Daniel Molent is a student from RMIT University undertaking optimisation research. After living in coastal Victoria, Daniel moved to Melbourne after finishing his secondary education to pursue his interest in mathematics. He recently completed his second year of a Bachelor of Analytics (Honours) and a unit in Nonlinear Optimisation. During the course, Daniel developed a passion for optimisation, deciding to explore the area of study further through research. When he is not studying mathematics, Daniel enjoys reading fictional novels and spending time at coffee shops with his friends.
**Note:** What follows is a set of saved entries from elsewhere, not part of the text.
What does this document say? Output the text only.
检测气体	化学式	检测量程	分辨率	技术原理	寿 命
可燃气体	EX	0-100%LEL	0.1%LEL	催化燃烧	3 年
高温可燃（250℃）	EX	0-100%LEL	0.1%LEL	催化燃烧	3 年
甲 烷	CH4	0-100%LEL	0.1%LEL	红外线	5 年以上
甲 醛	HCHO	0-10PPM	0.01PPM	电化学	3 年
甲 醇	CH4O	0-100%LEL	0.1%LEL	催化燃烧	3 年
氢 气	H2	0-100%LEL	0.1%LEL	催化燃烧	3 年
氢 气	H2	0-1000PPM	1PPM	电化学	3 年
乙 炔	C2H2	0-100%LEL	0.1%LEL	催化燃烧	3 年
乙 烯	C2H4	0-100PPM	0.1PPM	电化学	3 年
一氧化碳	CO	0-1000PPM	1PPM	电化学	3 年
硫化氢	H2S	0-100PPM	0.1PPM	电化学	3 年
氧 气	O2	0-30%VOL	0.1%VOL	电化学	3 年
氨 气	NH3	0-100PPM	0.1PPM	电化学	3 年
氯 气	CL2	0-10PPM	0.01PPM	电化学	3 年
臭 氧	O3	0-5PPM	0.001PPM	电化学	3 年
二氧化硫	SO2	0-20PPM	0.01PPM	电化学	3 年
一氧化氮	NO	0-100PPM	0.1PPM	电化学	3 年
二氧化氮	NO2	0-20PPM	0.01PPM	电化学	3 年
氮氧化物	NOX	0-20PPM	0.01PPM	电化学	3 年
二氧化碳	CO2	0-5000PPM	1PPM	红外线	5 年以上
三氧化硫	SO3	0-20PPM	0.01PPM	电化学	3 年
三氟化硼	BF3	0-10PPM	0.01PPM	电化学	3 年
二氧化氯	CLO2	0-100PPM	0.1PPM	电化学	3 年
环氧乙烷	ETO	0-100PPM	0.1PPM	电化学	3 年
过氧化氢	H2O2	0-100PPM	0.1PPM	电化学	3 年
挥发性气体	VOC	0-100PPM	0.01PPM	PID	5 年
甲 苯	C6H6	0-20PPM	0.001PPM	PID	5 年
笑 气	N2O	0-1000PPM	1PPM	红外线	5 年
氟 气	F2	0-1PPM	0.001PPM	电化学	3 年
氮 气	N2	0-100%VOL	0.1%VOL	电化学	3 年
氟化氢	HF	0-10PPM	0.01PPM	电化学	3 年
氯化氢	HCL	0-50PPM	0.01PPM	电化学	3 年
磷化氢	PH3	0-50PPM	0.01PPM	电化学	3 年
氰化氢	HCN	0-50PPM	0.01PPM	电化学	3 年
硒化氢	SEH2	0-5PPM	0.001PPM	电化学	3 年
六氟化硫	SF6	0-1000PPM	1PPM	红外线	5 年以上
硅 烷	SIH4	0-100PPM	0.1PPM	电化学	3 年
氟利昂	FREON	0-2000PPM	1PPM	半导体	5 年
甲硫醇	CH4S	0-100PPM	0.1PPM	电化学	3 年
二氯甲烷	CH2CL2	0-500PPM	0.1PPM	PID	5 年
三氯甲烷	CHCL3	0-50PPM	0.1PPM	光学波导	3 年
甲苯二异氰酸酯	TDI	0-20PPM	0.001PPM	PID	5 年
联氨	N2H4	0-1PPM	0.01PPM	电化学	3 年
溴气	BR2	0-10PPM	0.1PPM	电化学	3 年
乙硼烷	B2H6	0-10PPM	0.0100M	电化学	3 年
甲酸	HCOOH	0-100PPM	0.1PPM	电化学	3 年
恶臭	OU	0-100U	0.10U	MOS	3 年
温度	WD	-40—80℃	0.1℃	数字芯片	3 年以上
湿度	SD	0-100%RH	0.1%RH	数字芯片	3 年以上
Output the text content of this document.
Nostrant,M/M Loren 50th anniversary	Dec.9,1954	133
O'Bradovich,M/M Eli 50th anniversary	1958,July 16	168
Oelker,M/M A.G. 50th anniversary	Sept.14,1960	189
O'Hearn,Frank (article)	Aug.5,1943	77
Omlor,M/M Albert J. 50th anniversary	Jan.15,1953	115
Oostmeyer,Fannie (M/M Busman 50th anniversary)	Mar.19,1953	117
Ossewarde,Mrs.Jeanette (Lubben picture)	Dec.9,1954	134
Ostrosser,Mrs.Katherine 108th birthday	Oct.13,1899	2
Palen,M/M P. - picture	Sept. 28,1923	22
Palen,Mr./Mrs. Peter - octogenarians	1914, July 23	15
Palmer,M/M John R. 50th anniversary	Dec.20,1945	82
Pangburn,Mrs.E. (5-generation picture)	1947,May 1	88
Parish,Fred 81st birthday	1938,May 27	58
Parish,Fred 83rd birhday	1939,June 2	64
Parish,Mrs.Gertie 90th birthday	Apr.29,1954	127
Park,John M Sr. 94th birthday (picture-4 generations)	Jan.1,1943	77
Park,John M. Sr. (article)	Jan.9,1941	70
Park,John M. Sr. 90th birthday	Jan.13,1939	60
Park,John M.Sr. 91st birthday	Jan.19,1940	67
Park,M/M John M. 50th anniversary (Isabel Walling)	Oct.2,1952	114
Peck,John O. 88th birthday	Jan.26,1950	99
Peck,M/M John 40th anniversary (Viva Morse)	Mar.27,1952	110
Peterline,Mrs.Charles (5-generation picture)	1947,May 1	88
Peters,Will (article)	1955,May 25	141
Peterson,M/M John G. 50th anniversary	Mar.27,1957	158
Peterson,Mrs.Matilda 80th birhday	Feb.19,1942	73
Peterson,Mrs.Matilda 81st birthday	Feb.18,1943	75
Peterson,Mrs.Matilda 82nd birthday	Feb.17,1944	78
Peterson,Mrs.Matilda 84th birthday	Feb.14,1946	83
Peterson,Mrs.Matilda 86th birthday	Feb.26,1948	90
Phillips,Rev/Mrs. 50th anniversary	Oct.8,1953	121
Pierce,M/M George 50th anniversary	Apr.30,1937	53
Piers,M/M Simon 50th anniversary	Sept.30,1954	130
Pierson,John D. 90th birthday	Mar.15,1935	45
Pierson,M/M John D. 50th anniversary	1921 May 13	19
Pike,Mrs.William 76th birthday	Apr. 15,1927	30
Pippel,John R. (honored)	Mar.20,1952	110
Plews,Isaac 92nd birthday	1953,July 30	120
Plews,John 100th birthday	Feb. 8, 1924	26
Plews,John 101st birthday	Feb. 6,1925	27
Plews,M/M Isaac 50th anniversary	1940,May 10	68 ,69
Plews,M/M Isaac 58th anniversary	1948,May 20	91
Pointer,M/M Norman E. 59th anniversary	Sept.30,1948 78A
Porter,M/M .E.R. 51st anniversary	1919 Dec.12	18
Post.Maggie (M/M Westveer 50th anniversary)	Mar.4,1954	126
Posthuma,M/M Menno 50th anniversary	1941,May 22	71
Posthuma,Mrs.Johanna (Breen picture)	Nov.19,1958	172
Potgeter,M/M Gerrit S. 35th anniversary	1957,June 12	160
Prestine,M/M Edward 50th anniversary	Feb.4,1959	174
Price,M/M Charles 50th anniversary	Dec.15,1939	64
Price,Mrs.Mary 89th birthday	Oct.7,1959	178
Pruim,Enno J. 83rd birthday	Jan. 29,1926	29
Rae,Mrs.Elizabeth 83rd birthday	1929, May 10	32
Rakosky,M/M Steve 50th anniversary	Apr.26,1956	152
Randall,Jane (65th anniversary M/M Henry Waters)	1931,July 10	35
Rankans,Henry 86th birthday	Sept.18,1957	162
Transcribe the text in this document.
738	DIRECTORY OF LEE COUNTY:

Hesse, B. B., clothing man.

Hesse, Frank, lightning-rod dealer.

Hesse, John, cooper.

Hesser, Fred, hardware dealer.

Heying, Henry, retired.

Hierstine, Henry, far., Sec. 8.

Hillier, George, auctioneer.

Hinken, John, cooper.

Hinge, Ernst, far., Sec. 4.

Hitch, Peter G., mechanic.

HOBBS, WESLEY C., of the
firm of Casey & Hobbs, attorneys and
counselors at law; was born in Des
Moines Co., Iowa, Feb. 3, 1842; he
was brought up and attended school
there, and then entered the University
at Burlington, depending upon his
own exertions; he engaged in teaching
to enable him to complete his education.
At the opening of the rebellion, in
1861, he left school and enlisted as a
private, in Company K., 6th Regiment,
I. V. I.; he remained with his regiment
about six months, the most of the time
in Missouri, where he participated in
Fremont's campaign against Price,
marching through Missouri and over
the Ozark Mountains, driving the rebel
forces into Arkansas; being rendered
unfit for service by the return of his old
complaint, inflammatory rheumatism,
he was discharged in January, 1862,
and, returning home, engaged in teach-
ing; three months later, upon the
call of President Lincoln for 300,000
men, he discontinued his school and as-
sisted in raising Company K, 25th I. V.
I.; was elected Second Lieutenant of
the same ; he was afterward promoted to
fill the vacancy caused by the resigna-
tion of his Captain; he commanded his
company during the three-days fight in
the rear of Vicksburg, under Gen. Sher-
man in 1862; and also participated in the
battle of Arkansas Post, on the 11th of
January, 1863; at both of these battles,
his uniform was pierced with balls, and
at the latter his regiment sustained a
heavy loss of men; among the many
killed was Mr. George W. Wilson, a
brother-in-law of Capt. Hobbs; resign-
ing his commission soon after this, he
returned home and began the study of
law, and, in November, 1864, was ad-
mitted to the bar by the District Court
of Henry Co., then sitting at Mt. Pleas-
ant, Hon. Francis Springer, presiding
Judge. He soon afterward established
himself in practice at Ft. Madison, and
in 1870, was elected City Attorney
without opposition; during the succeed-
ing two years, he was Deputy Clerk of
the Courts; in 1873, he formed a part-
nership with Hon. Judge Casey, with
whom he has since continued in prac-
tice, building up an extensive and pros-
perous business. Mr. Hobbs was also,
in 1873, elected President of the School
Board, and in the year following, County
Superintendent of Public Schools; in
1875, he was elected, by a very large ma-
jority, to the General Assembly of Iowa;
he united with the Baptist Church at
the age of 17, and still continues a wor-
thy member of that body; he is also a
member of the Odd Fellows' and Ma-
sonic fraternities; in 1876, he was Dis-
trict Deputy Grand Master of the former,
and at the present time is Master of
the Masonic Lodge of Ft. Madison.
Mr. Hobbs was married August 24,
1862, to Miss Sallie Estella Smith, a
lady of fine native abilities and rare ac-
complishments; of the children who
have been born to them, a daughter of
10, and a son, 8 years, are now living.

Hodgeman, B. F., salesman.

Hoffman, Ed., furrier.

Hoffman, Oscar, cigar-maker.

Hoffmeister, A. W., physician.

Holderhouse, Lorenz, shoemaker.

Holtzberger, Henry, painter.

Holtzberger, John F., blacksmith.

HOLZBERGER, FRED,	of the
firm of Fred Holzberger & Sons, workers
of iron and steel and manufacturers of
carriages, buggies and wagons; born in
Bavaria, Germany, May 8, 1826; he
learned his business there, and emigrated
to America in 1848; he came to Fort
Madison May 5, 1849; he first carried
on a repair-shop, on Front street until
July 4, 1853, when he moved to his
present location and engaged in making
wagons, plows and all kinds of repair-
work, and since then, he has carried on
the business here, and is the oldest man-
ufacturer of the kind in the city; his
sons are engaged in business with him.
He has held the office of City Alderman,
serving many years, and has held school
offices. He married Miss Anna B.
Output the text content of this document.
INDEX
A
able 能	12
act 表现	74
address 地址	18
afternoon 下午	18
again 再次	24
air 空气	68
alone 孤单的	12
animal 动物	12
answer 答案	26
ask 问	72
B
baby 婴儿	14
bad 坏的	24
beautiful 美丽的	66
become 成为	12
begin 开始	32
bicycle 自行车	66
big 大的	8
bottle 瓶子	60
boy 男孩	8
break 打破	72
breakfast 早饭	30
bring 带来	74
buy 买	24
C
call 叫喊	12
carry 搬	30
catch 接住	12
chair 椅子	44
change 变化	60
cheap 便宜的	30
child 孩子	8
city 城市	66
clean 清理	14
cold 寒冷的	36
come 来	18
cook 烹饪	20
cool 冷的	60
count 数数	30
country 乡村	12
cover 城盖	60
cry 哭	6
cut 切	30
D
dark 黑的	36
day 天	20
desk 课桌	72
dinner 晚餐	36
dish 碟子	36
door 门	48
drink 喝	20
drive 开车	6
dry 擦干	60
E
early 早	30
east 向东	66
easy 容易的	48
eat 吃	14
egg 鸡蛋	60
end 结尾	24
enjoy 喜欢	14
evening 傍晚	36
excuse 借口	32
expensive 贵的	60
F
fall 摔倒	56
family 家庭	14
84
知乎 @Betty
Experiments with Trust Regions and the BFGS Method in Nonsmooth Optimisation
In recent years researchers have noticed that the classical BFGS descent method actually converges for some nonsmooth (nondifferentiable) optimisation problems if one uses subgradients instead if derivatives and one tunes the line search correctly. This project will consider how the trust region philosophy might be turned to the use of BFGS steps in nonsmooth optimisation. Trust regions are an alternative to doing a line search and are essentially based on an approach that compares the predicted descent to what actually is obtained in a step in order to improve a local “model” of the function being minimised. The step direction and length is derived from this local model. A number of numerical experiments will be trialled, and we will also try and construct illustrative 2-dimensional examples that can be plotted (or animated) to illustrate its behaviour in Matlab or using GeoGebra. We hope to gain some insight into this class of algorithm and how they can be better tuned to effect better behaviour. We will also compare this with the BFGS with the modified line search given in the literature to compare effectiveness.